Réplique du plaignant
Le plaignant
réitère en tous points les motifs de plainte et il ajoute que les journalistes
devraient être au fait qu’un médecin ne peut commenter en public un dossier
médical sans le consentement direct ou implicite de la personne impliquée.
Les journalistes
ne devraient pas écrire sans discernement comme l’a fait M. Trottier en ne s’en
tenant pas aux faits véritables. Le plaignant considère inacceptable que le
journaliste ait laissé sous-entendre des erreurs médicales alors qu’il n’avait
qu’à traiter le sujet sous un angle humanitaire en faisant partager la peine et
la douleur des parents qui ont perdu un être cher.
Analyse
Le Conseil de presse rappelle que le traitement de l’information oblige les journalistes à opérer des choix. Le reportage n’est pas simplement une liste de faits: le Conseil reconnaît aux journalistes le droit de choisir un angle de traitement pour rendre l’information intelligible. Ce choix les oblige à user de rigueur et d’honnêteté par la vérification minutieuse de l’information et la confrontation de leurs sources afin de publier une information authentique et équitable.

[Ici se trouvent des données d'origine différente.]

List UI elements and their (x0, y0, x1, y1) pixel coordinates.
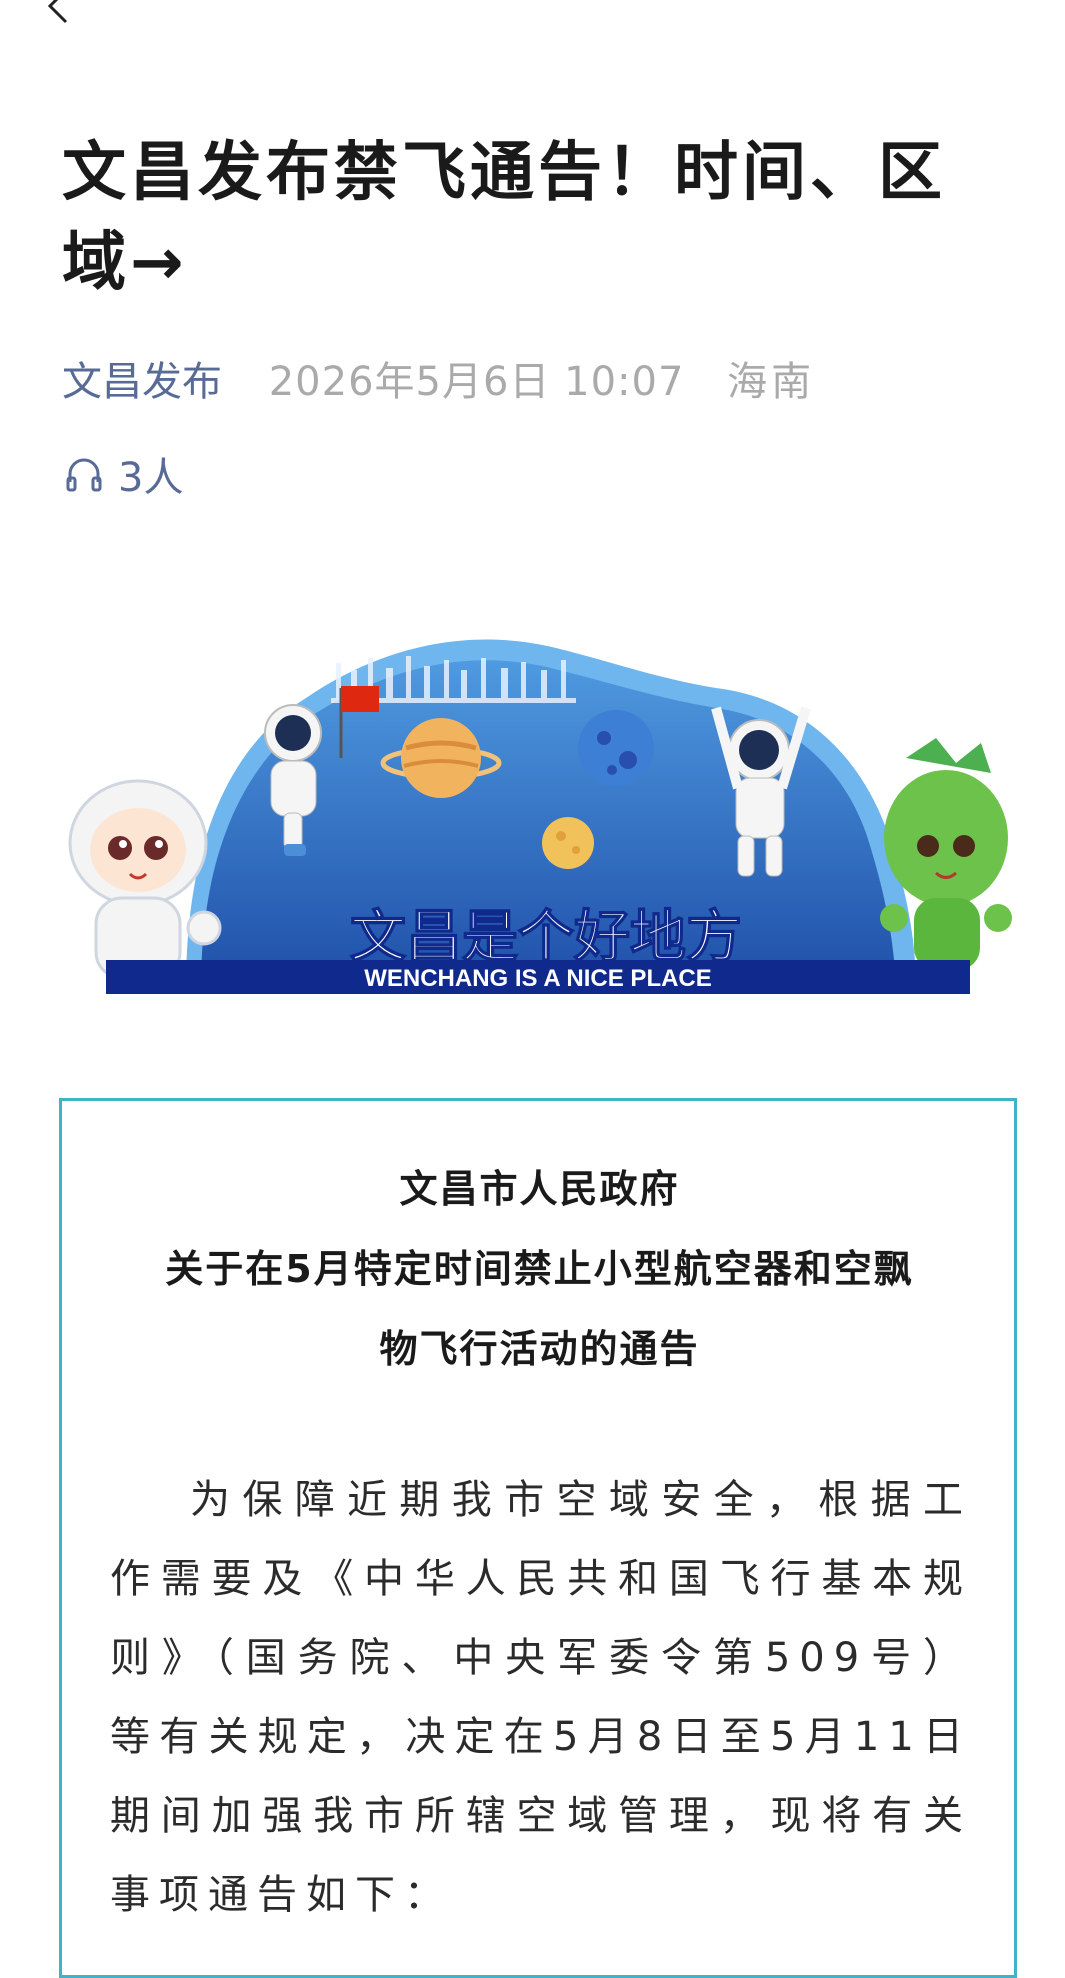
moon-icon (578, 710, 654, 786)
banner-image: 文昌是个好地方 WENCHANG IS A NICE PLACE (68, 639, 1012, 994)
listen-button[interactable]: 3人 (64, 446, 183, 502)
listen-count: 3人 (118, 455, 184, 501)
headphones-icon (66, 458, 102, 492)
notice-issuer: 文昌市人民政府 (399, 1167, 680, 1211)
notice-box: 文昌市人民政府 关于在5月特定时间禁止小型航空器和空飘 物飞行活动的通告 为保障… (59, 1098, 1017, 1978)
back-arrow-icon[interactable] (38, 0, 78, 26)
article-title: 文昌发布禁飞通告！时间、区域→ (62, 136, 946, 300)
account-name-link[interactable]: 文昌发布 (62, 359, 222, 405)
top-bar: ••• (0, 0, 1065, 30)
notice-body-text: 为保障近期我市空域安全，根据工作需要及《中华人民共和国飞行基本规则》（国务院、中… (110, 1477, 972, 1918)
notice-heading-line2: 物飞行活动的通告 (379, 1327, 700, 1371)
publish-date: 2026年5月6日 10:07 (268, 359, 685, 405)
notice-heading-line1: 关于在5月特定时间禁止小型航空器和空飘 (165, 1247, 914, 1291)
more-dots-icon[interactable]: ••• (965, 0, 1036, 12)
publish-region: 海南 (727, 359, 816, 405)
notice-heading: 文昌市人民政府 关于在5月特定时间禁止小型航空器和空飘 物飞行活动的通告 (122, 1149, 957, 1389)
article-meta: 文昌发布 2026年5月6日 10:07 海南 (62, 354, 815, 410)
small-planet-icon (542, 817, 594, 869)
banner-slogan-en: WENCHANG IS A NICE PLACE (364, 965, 712, 992)
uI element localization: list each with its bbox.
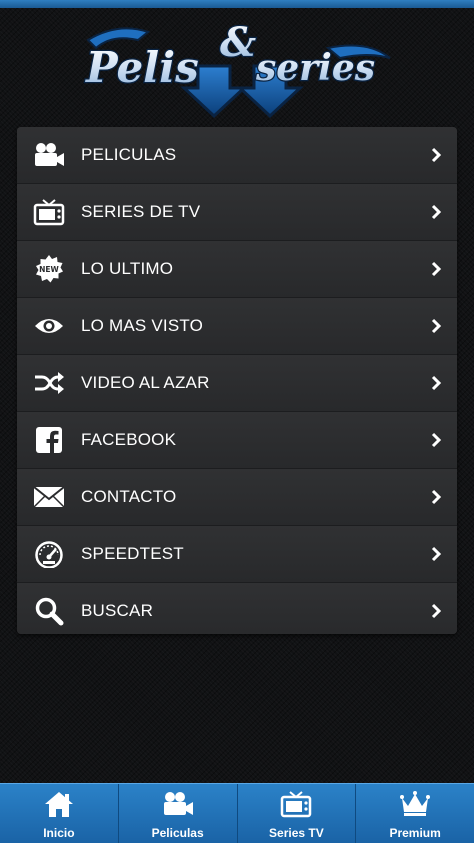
menu-item-lo-mas-visto[interactable]: LO MAS VISTO	[17, 298, 457, 355]
menu-item-label: FACEBOOK	[81, 430, 177, 449]
tab-peliculas[interactable]: Peliculas	[119, 784, 238, 843]
menu-item-label: LO MAS VISTO	[81, 316, 204, 335]
menu-item-label: PELICULAS	[81, 145, 177, 164]
main-menu: PELICULAS SERIES DE TV NEW LO ULTIMO LO …	[17, 127, 457, 634]
svg-text:Pelis: Pelis	[85, 43, 199, 92]
movie-camera-icon	[33, 140, 65, 170]
menu-item-buscar[interactable]: BUSCAR	[17, 583, 457, 634]
app-logo: Pelis & series	[78, 18, 396, 122]
tv-icon	[33, 197, 65, 227]
eye-icon	[33, 311, 65, 341]
envelope-icon	[33, 482, 65, 512]
chevron-right-icon	[429, 204, 443, 220]
menu-item-contacto[interactable]: CONTACTO	[17, 469, 457, 526]
home-icon	[42, 789, 76, 819]
facebook-icon	[33, 425, 65, 455]
chevron-right-icon	[429, 432, 443, 448]
new-badge-icon: NEW	[33, 254, 65, 284]
movie-camera-icon	[161, 789, 195, 819]
menu-item-speedtest[interactable]: SPEEDTEST	[17, 526, 457, 583]
menu-item-peliculas[interactable]: PELICULAS	[17, 127, 457, 184]
tab-label: Premium	[389, 826, 441, 840]
menu-item-label: BUSCAR	[81, 601, 154, 620]
menu-item-facebook[interactable]: FACEBOOK	[17, 412, 457, 469]
tab-inicio[interactable]: Inicio	[0, 784, 119, 843]
tab-label: Peliculas	[151, 826, 204, 840]
tab-label: Inicio	[43, 826, 75, 840]
chevron-right-icon	[429, 603, 443, 619]
search-icon	[33, 596, 65, 626]
chevron-right-icon	[429, 546, 443, 562]
menu-item-label: VIDEO AL AZAR	[81, 373, 210, 392]
chevron-right-icon	[429, 375, 443, 391]
menu-item-label: SERIES DE TV	[81, 202, 201, 221]
menu-item-series-de-tv[interactable]: SERIES DE TV	[17, 184, 457, 241]
chevron-right-icon	[429, 261, 443, 277]
chevron-right-icon	[429, 489, 443, 505]
top-accent-bar	[0, 0, 474, 8]
chevron-right-icon	[429, 318, 443, 334]
tv-icon	[279, 789, 313, 819]
bottom-tab-bar: Inicio Peliculas Series TV Premium	[0, 783, 474, 843]
svg-text:series: series	[255, 47, 375, 89]
shuffle-icon	[33, 368, 65, 398]
menu-item-label: CONTACTO	[81, 487, 177, 506]
menu-item-lo-ultimo[interactable]: NEW LO ULTIMO	[17, 241, 457, 298]
crown-icon	[398, 789, 432, 819]
tab-label: Series TV	[269, 826, 324, 840]
svg-text:&: &	[220, 19, 256, 66]
menu-item-label: SPEEDTEST	[81, 544, 184, 563]
tab-series-tv[interactable]: Series TV	[238, 784, 357, 843]
chevron-right-icon	[429, 147, 443, 163]
tab-premium[interactable]: Premium	[356, 784, 474, 843]
speedometer-icon	[33, 539, 65, 569]
svg-text:NEW: NEW	[39, 265, 59, 274]
menu-item-label: LO ULTIMO	[81, 259, 174, 278]
menu-item-video-al-azar[interactable]: VIDEO AL AZAR	[17, 355, 457, 412]
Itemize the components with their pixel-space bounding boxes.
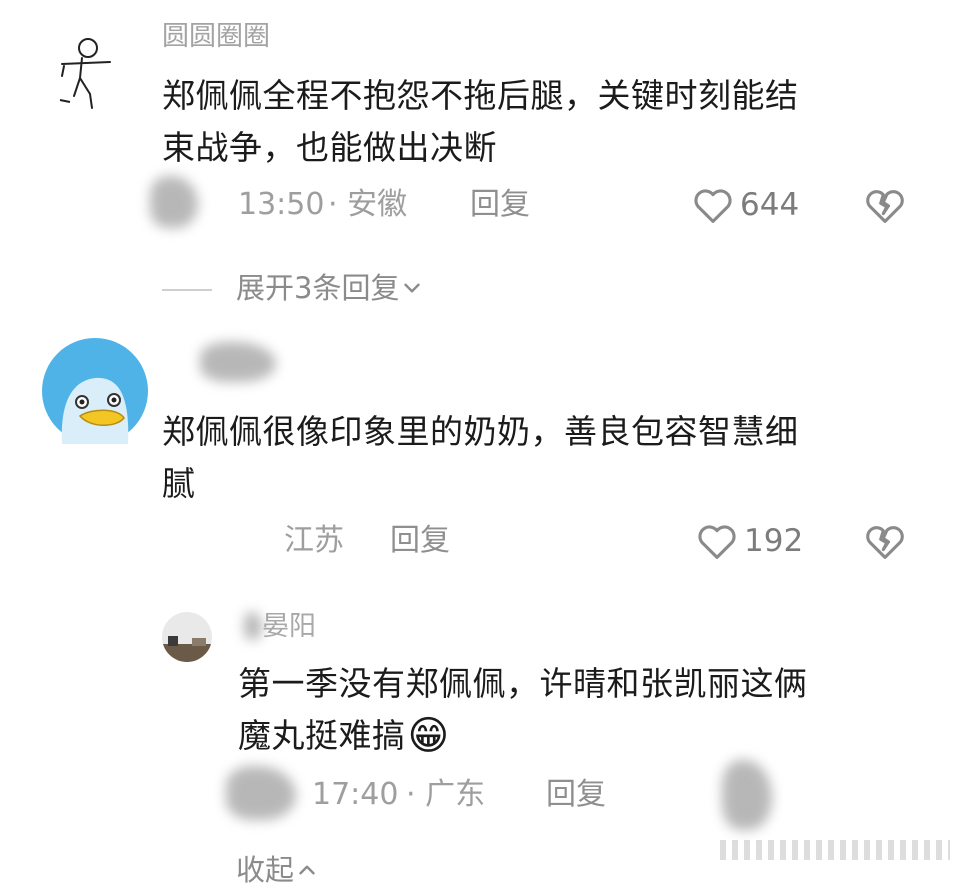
avatar-stick-figure[interactable] [52,36,116,112]
heart-icon [698,525,736,559]
broken-heart-icon[interactable] [864,186,906,224]
blurred-username-overlay [200,342,276,382]
username[interactable]: 晏阳 [262,610,316,644]
blurred-username-overlay [244,612,262,640]
watermark [720,840,950,860]
like-count: 192 [744,523,804,559]
reply-text-line-1: 第一季没有郑佩佩，许晴和张凯丽这俩 [238,664,808,703]
collapse-replies-button[interactable]: 收起 [236,852,320,888]
blurred-avatar-overlay [150,176,198,228]
divider-line [162,289,212,291]
expand-replies-button[interactable]: 展开3条回复 [236,270,425,306]
reply-button[interactable]: 回复 [470,187,530,223]
like-button[interactable]: 192 [696,522,803,560]
chevron-up-icon [299,865,315,875]
comment-text-line-2: 腻 [162,464,196,503]
comment-text-line-1: 郑佩佩全程不抱怨不拖后腿，关键时刻能结 [162,76,799,115]
blurred-overlay [722,760,772,830]
like-count: 644 [740,187,800,223]
avatar-duck[interactable] [40,336,150,446]
broken-heart-icon[interactable] [864,522,906,560]
timestamp: 17:40 [312,777,399,812]
location: 江苏 [284,523,344,558]
expand-replies-label: 展开3条回复 [236,271,400,305]
reply-button[interactable]: 回复 [390,523,450,559]
chevron-down-icon [404,283,421,293]
location: · 安徽 [328,187,408,222]
reply-text-line-2: 魔丸挺难搞 😁 [238,710,450,762]
reply-text-line-2-text: 魔丸挺难搞 [238,716,406,755]
like-button[interactable]: 644 [692,186,799,224]
grin-emoji: 😁 [407,713,450,759]
timestamp: 13:50 [238,187,325,222]
reply-button[interactable]: 回复 [546,777,606,813]
comment-text-line-2: 束战争，也能做出决断 [162,128,497,167]
username[interactable]: 圆圆圈圈 [162,20,270,54]
blurred-overlay [226,766,296,820]
heart-icon [694,189,732,223]
comment-text-line-1: 郑佩佩很像印象里的奶奶，善良包容智慧细 [162,412,799,451]
collapse-label: 收起 [236,853,295,887]
avatar-photo[interactable] [162,612,212,662]
location: · 广东 [406,777,486,812]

Dans son article du 23 décembre 1995, M. Eric Trottier a choisi de traiter de la mort du jeune Kevin en s’interrogeant sur le diagnostic posé par les médecins qui l’ont ausculté avant son décès. Ce choix est exprimé dans le titre de l’article. Le journaliste ne porte aucune accusation.
Cependant, le Conseil de presse reproche qu’après avoir tenté sans succès de rejoindre le Dr Brouillet, le journaliste ait choisi de le nommer alors que le fait de publier le nom des médecins était non justifié et justifiable. De cette façon, il y avait absence de confirmation de l’affirmation que faisait le père «Les médecins avaient dit à son père de ne pas s’inquiéter!». En l’absence de leur témoignage, ce choix rédactionnel a eu pour effet de jeter la suspicion sur les actes médicaux posés par ces deux médecins.
Quant au journaliste Réjean Dupuis, le Conseil de presse estime que sa faute est d’autant plus grande car il n’a fait aucune vérification se contentant de mentionner que ces faits avaient été cueillis dans La Presse. Il n’y a là aucune apparence de travail journalistique.